L'opération peut se dérouler sur une semaine, sans perte de poissons, ce qui, bien sou-vent, n'est pas le cas avec les deux premières méthodes. Et que vaut-il mieux ? Investir dans des plantes (ou se les faire prêter) plutôt que débuter l'aquariophilie par un beau pic de nitrite et une perte de poissons ou des problèmes à n'en plus finir, avec achat de médicaments, puis de "bonnes bactéries" pour remédier aux effets dévastateurs des médicaments ?

Chacun se fera sa propre idée sur les trois méthodes décrites ci-dessus. Je peux néanmoins affirmer que je n'ai jamais constaté de pertes significatives en utilisant la méthode du "cycle silencieux". Et je n'ai jamais connu d'autre méthode.
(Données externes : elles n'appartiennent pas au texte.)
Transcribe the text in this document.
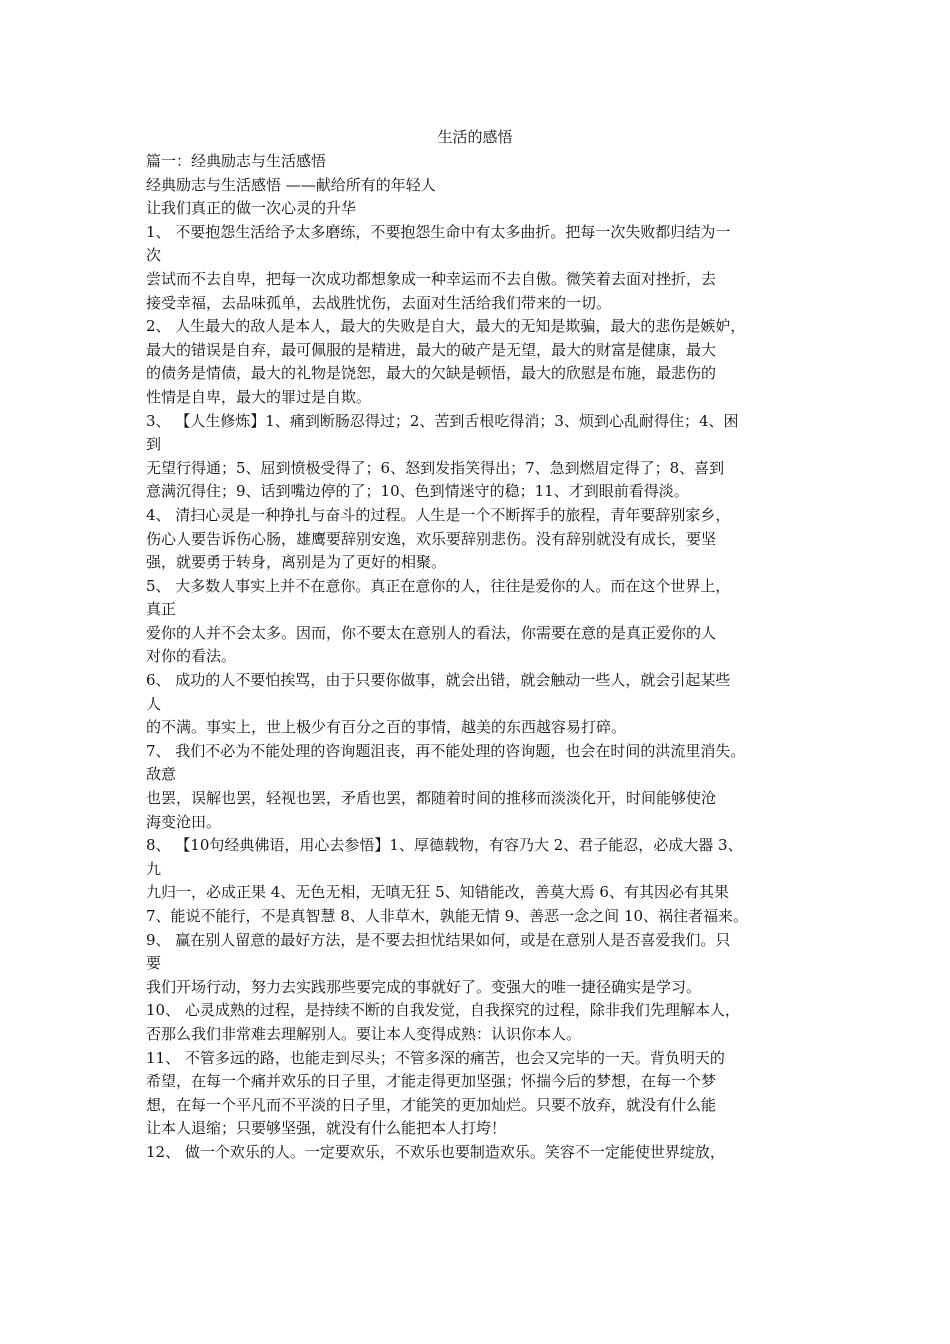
生活的感悟
篇一：经典励志与生活感悟
经典励志与生活感悟 ——献给所有的年轻人
让我们真正的做一次心灵的升华
1、 不要抱怨生活给予太多磨练，不要抱怨生命中有太多曲折。把每一次失败都归结为一
次
尝试而不去自卑，把每一次成功都想象成一种幸运而不去自傲。微笑着去面对挫折，去
接受幸福，去品味孤单，去战胜忧伤，去面对生活给我们带来的一切。
2、 人生最大的敌人是本人，最大的失败是自大，最大的无知是欺骗，最大的悲伤是嫉妒，
最大的错误是自弃，最可佩服的是精进，最大的破产是无望，最大的财富是健康，最大
的债务是情债，最大的礼物是饶恕，最大的欠缺是顿悟，最大的欣慰是布施，最悲伤的
性情是自卑，最大的罪过是自欺。
3、 【人生修炼】1、痛到断肠忍得过；2、苦到舌根吃得消；3、烦到心乱耐得住；4、困
到
无望行得通；5、屈到愤极受得了；6、怒到发指笑得出；7、急到燃眉定得了；8、喜到
意满沉得住；9、话到嘴边停的了；10、色到情迷守的稳；11、才到眼前看得淡。
4、 清扫心灵是一种挣扎与奋斗的过程。人生是一个不断挥手的旅程，青年要辞别家乡，
伤心人要告诉伤心肠，雄鹰要辞别安逸，欢乐要辞别悲伤。没有辞别就没有成长，要坚
强，就要勇于转身，离别是为了更好的相聚。
5、 大多数人事实上并不在意你。真正在意你的人，往往是爱你的人。而在这个世界上，
真正
爱你的人并不会太多。因而，你不要太在意别人的看法，你需要在意的是真正爱你的人
对你的看法。
6、 成功的人不要怕挨骂，由于只要你做事，就会出错，就会触动一些人，就会引起某些
人
的不满。事实上，世上极少有百分之百的事情，越美的东西越容易打碎。
7、 我们不必为不能处理的咨询题沮丧，再不能处理的咨询题，也会在时间的洪流里消失。
敌意
也罢，误解也罢，轻视也罢，矛盾也罢，都随着时间的推移而淡淡化开，时间能够使沧
海变沧田。
8、 【10句经典佛语，用心去参悟】1、厚德载物，有容乃大 2、君子能忍，必成大器 3、
九
九归一，必成正果 4、无色无相，无嗔无狂 5、知错能改，善莫大焉 6、有其因必有其果
7、能说不能行，不是真智慧 8、人非草木，孰能无情 9、善恶一念之间 10、祸往者福来。
9、 赢在别人留意的最好方法，是不要去担忧结果如何，或是在意别人是否喜爱我们。只
要
我们开场行动，努力去实践那些要完成的事就好了。变强大的唯一捷径确实是学习。
10、 心灵成熟的过程，是持续不断的自我发觉，自我探究的过程，除非我们先理解本人，
否那么我们非常难去理解别人。要让本人变得成熟：认识你本人。
11、 不管多远的路，也能走到尽头；不管多深的痛苦，也会又完毕的一天。背负明天的
希望，在每一个痛并欢乐的日子里，才能走得更加坚强；怀揣今后的梦想，在每一个梦
想，在每一个平凡而不平淡的日子里，才能笑的更加灿烂。只要不放弃，就没有什么能
让本人退缩；只要够坚强，就没有什么能把本人打垮！
12、 做一个欢乐的人。一定要欢乐，不欢乐也要制造欢乐。笑容不一定能使世界绽放，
Enfin, pour ceux qui jugeraient que le "cycle de l'azote" ne se limite pas à l'oxydation de l'ammoniaque en nitrate, puis à une réduction de ce nitrate en ammoniaque, il convient de mentionner que l'ammoniaque est réutilisé par les plantes (les algues aussi, malheureusement) et également par des bactéries facilement mises en évidence sur les tuyauteries de nos filtres où elles forment une pellicule graisseuse. Tous ces êtres vivants qui se nourrissant de composés azotés forment ce que les spécialistes appellent la "biomasse". Le principe cher à Lavoisier "Rien ne se perd, rien ne se crée, tout se transforme" trouve ici une démonstration irréfutable.